In Italia l’età effettiva di pensionamento è tra le più basse d’Europa, ma senza anticipi è tra le più alte
In Italia l’età effettiva di pensionamento è tra le più basse d’Europa. Tra anticipi ed eccezioni, in Italia si va in pensione a 62,1 anni, vale a dire 7 anni prima che in Portogallo, 5 prima che in Irlanda e un anno prima rispetto alla media europea. L’età effettiva di pensionamento -risulta inferiore di 4,5 anni rispetto a quella normale (66,6). Un trend simile si riscontra anche per quanto riguarda le lavoratrici, che vanno in pensione a un’età effettiva di 61,3 anni contro una normale di 65,6. Lo stesso vale per Paesi come Slovacchia, Polonia e Belgio. Lo rivela una ricerca del Centro studi ImpresaLavoro, realizzata su dati Ocse (“Ageing and Employment Policies – Statistics on average effective age of retirement”).

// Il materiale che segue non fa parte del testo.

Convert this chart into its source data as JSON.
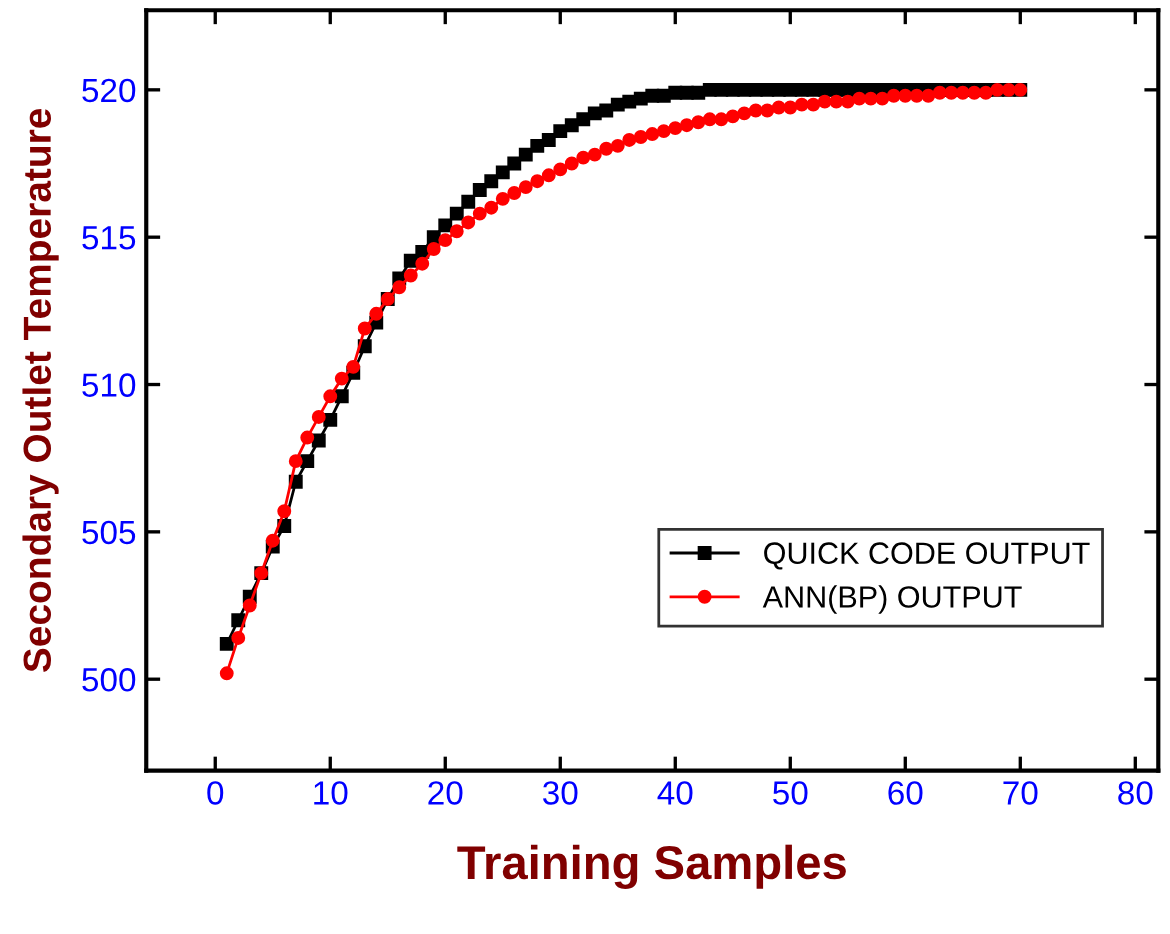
{
  "chart_data": {
    "type": "line",
    "xlabel": "Training Samples",
    "ylabel": "Secondary Outlet Temperature",
    "x": [
      1,
      2,
      3,
      4,
      5,
      6,
      7,
      8,
      9,
      10,
      11,
      12,
      13,
      14,
      15,
      16,
      17,
      18,
      19,
      20,
      21,
      22,
      23,
      24,
      25,
      26,
      27,
      28,
      29,
      30,
      31,
      32,
      33,
      34,
      35,
      36,
      37,
      38,
      39,
      40,
      41,
      42,
      43,
      44,
      45,
      46,
      47,
      48,
      49,
      50,
      51,
      52,
      53,
      54,
      55,
      56,
      57,
      58,
      59,
      60,
      61,
      62,
      63,
      64,
      65,
      66,
      67,
      68,
      69,
      70
    ],
    "series": [
      {
        "name": "QUICK CODE OUTPUT",
        "color": "#000000",
        "marker": "square",
        "values": [
          501.2,
          502.0,
          502.8,
          503.6,
          504.5,
          505.2,
          506.7,
          507.4,
          508.1,
          508.8,
          509.6,
          510.4,
          511.3,
          512.1,
          512.9,
          513.6,
          514.2,
          514.5,
          515.0,
          515.4,
          515.8,
          516.2,
          516.6,
          516.9,
          517.2,
          517.5,
          517.8,
          518.1,
          518.3,
          518.6,
          518.8,
          519.0,
          519.2,
          519.3,
          519.5,
          519.6,
          519.7,
          519.8,
          519.8,
          519.9,
          519.9,
          519.9,
          520.0,
          520.0,
          520.0,
          520.0,
          520.0,
          520.0,
          520.0,
          520.0,
          520.0,
          520.0,
          520.0,
          520.0,
          520.0,
          520.0,
          520.0,
          520.0,
          520.0,
          520.0,
          520.0,
          520.0,
          520.0,
          520.0,
          520.0,
          520.0,
          520.0,
          520.0,
          520.0,
          520.0
        ]
      },
      {
        "name": "ANN(BP) OUTPUT",
        "color": "#ff0000",
        "marker": "circle",
        "values": [
          500.2,
          501.4,
          502.5,
          503.6,
          504.7,
          505.7,
          507.4,
          508.2,
          508.9,
          509.6,
          510.2,
          510.6,
          511.9,
          512.4,
          512.9,
          513.3,
          513.7,
          514.1,
          514.6,
          514.9,
          515.2,
          515.5,
          515.8,
          516.0,
          516.3,
          516.5,
          516.7,
          516.9,
          517.1,
          517.3,
          517.5,
          517.7,
          517.8,
          518.0,
          518.1,
          518.3,
          518.4,
          518.5,
          518.6,
          518.7,
          518.8,
          518.9,
          519.0,
          519.0,
          519.1,
          519.2,
          519.3,
          519.3,
          519.4,
          519.4,
          519.5,
          519.5,
          519.6,
          519.6,
          519.6,
          519.7,
          519.7,
          519.7,
          519.8,
          519.8,
          519.8,
          519.8,
          519.9,
          519.9,
          519.9,
          519.9,
          519.9,
          520.0,
          520.0,
          520.0
        ]
      }
    ],
    "xlim": [
      -6,
      82
    ],
    "ylim": [
      496.9,
      522.7
    ],
    "xticks": [
      0,
      10,
      20,
      30,
      40,
      50,
      60,
      70,
      80
    ],
    "yticks": [
      500,
      505,
      510,
      515,
      520
    ],
    "legend": "bottom right",
    "grid": false
  }
}
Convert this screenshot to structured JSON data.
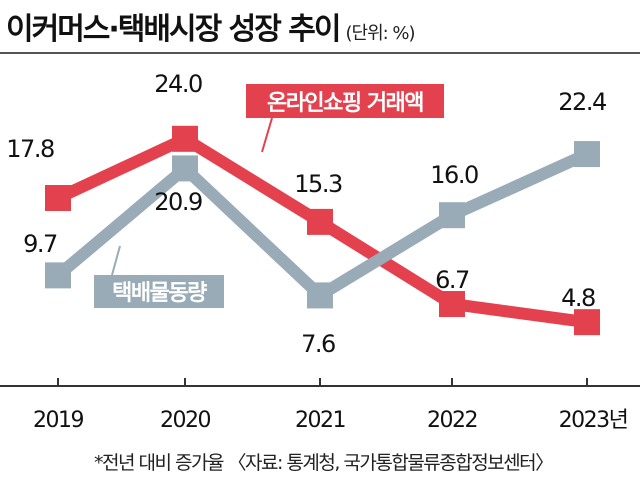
{
  "title": "이커머스·택배시장 성장 추이",
  "unit": "(단위: %)",
  "footnote": "*전년 대비 증가율 〈자료: 통계청, 국가통합물류종합정보센터〉",
  "colors": {
    "online": "#e4414f",
    "parcel": "#98abb6",
    "axis": "#333333"
  },
  "chart_data": {
    "type": "line",
    "categories": [
      "2019",
      "2020",
      "2021",
      "2022",
      "2023년"
    ],
    "series": [
      {
        "name": "온라인쇼핑 거래액",
        "values": [
          17.8,
          24.0,
          15.3,
          6.7,
          4.8
        ]
      },
      {
        "name": "택배물동량",
        "values": [
          9.7,
          20.9,
          7.6,
          16.0,
          22.4
        ]
      }
    ],
    "labels": {
      "online": [
        "17.8",
        "24.0",
        "15.3",
        "6.7",
        "4.8"
      ],
      "parcel": [
        "9.7",
        "20.9",
        "7.6",
        "16.0",
        "22.4"
      ]
    },
    "grid": false,
    "legend": "inline"
  }
}
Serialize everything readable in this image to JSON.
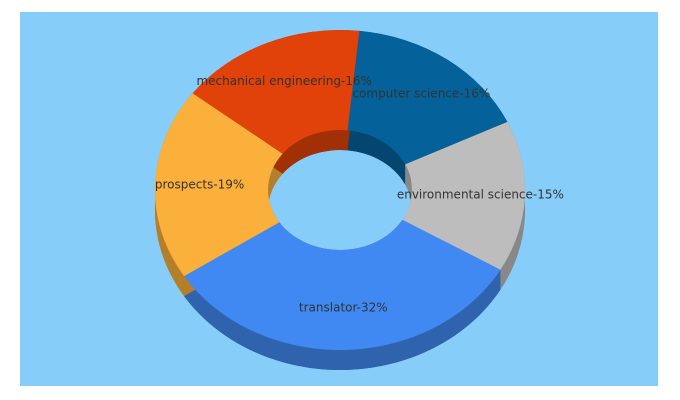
{
  "chart_data": {
    "type": "donut3d",
    "values": [
      16,
      15,
      32,
      19,
      16
    ],
    "value_labels": [
      "computer science-16%",
      "environmental science-15%",
      "translator-32%",
      "prospects-19%",
      "mechanical engineering-16%"
    ],
    "colors": [
      "#05619a",
      "#bdbdbd",
      "#4189f2",
      "#fbb03b",
      "#e0420a"
    ]
  }
}
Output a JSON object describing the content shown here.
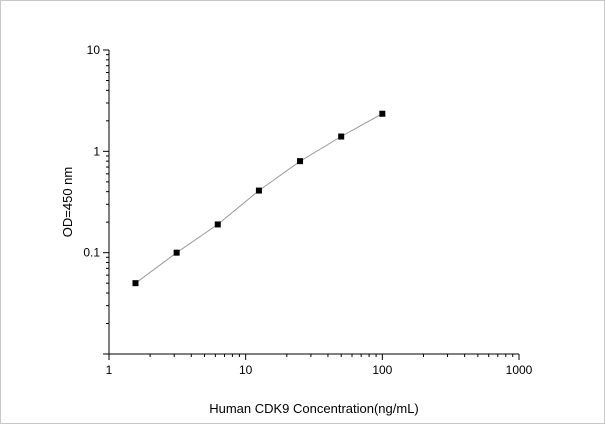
{
  "chart_data": {
    "type": "scatter",
    "title": "",
    "xlabel": "Human CDK9 Concentration(ng/mL)",
    "ylabel": "OD=450 nm",
    "x_scale": "log",
    "y_scale": "log",
    "xlim": [
      1,
      1000
    ],
    "ylim": [
      0.01,
      10
    ],
    "x_ticks": [
      "1",
      "10",
      "100",
      "1000"
    ],
    "y_ticks": [
      "0.1",
      "1",
      "10"
    ],
    "grid": false,
    "legend": "none",
    "fit_line": true,
    "colors": {
      "points": "#000000",
      "line": "#9a9a9a",
      "axis": "#000000"
    },
    "series": [
      {
        "x": [
          1.5625,
          3.125,
          6.25,
          12.5,
          25,
          50,
          100
        ],
        "y": [
          0.05,
          0.1,
          0.19,
          0.41,
          0.8,
          1.4,
          2.35
        ]
      }
    ]
  }
}
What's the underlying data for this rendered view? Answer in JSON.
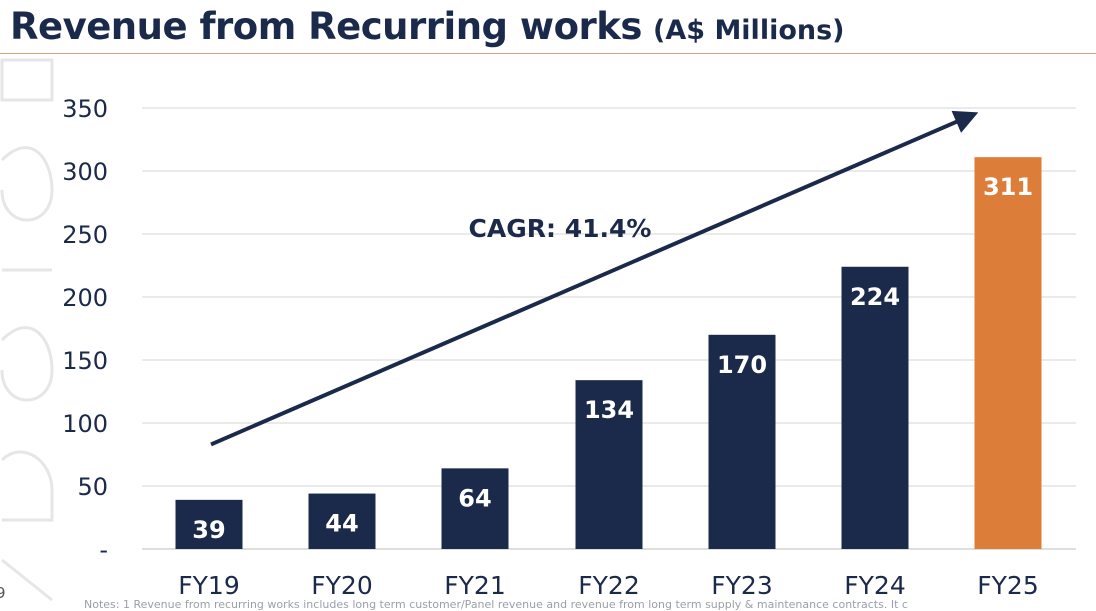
{
  "page": {
    "title_main": "Revenue from Recurring works",
    "title_sub": "(A$ Millions)",
    "page_number": "9",
    "notes": "Notes: 1 Revenue from recurring works includes long term customer/Panel revenue and revenue from long term supply & maintenance contracts. It c"
  },
  "colors": {
    "navy": "#1b2a4a",
    "orange": "#dd7d3a",
    "grid": "#d6d6d6",
    "text": "#1b2a4a"
  },
  "chart_data": {
    "type": "bar",
    "title": "Revenue from Recurring works (A$ Millions)",
    "categories": [
      "FY19",
      "FY20",
      "FY21",
      "FY22",
      "FY23",
      "FY24",
      "FY25"
    ],
    "values": [
      39,
      44,
      64,
      134,
      170,
      224,
      311
    ],
    "value_labels": [
      "39",
      "44",
      "64",
      "134",
      "170",
      "224",
      "311"
    ],
    "highlight_category": "FY25",
    "ylim": [
      0,
      350
    ],
    "y_ticks": [
      0,
      50,
      100,
      150,
      200,
      250,
      300,
      350
    ],
    "y_tick_labels": [
      "-",
      "50",
      "100",
      "150",
      "200",
      "250",
      "300",
      "350"
    ],
    "grid": true,
    "annotation": {
      "text": "CAGR: 41.4%",
      "arrow_from": {
        "category": "FY19",
        "value": 83
      },
      "arrow_to": {
        "category": "FY25",
        "value": 343
      }
    }
  }
}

Per età “effettiva” di pensionamento s’intende l’età effettiva media di uscita dal mercato del lavoro, beneficiando anche di eventuali anticipi pensionistici/eccezioni. L’età “normale” di pensionamento è invece quella prevista dalla normativa vigente nei vari Paesi europei senza anticipi di alcun tipo, quindi l’età a cui un individuo può uscire dal mercato del lavoro senza subire una riduzione dell’assegno e dopo una carriera lavorativa senza interruzioni a partire dai vent’anni d’età.
Il risultato si ribalta se invece si prende in considerazione l’età di pensionamento “normale”, ossia quella risultante dalla legislazione vigente senza considerare anticipi pensionistici. L’Italia sale al secondo posto con 66,6 anni, superata solamente dalla Polonia con 67 anni. L’ultimo posto se lo aggiudica invece la Spagna, dove il valore è pari solamente a 59,3. “L’Italia non è quindi al momento uno dei Paesi in cui si va in pensione più tardi e questo avviene soprattutto perché la maggior parte dei lavoratori utilizza i requisiti stabiliti per la pensione anticipata – osserva Massimo Blasoni, presidente del Centro studi ImpresaLavoro.
In futuro il discorso sarà completamente diverso: i giovani iniziano a lavorare più tardi e in maniera spesso discontinua, così accumulando “vuoti” contributivi. Non soltanto andranno in pensione a un’età più avanzata ma soprattutto godranno di assegni previdenziali più bassi. Secondo il report Ocse Pensions at a Glance 2017 un giovane che ha iniziato a lavorare nel 2016, quando aveva 20 anni, dovrà attendere i 71,2 anni per ottenere la pensione.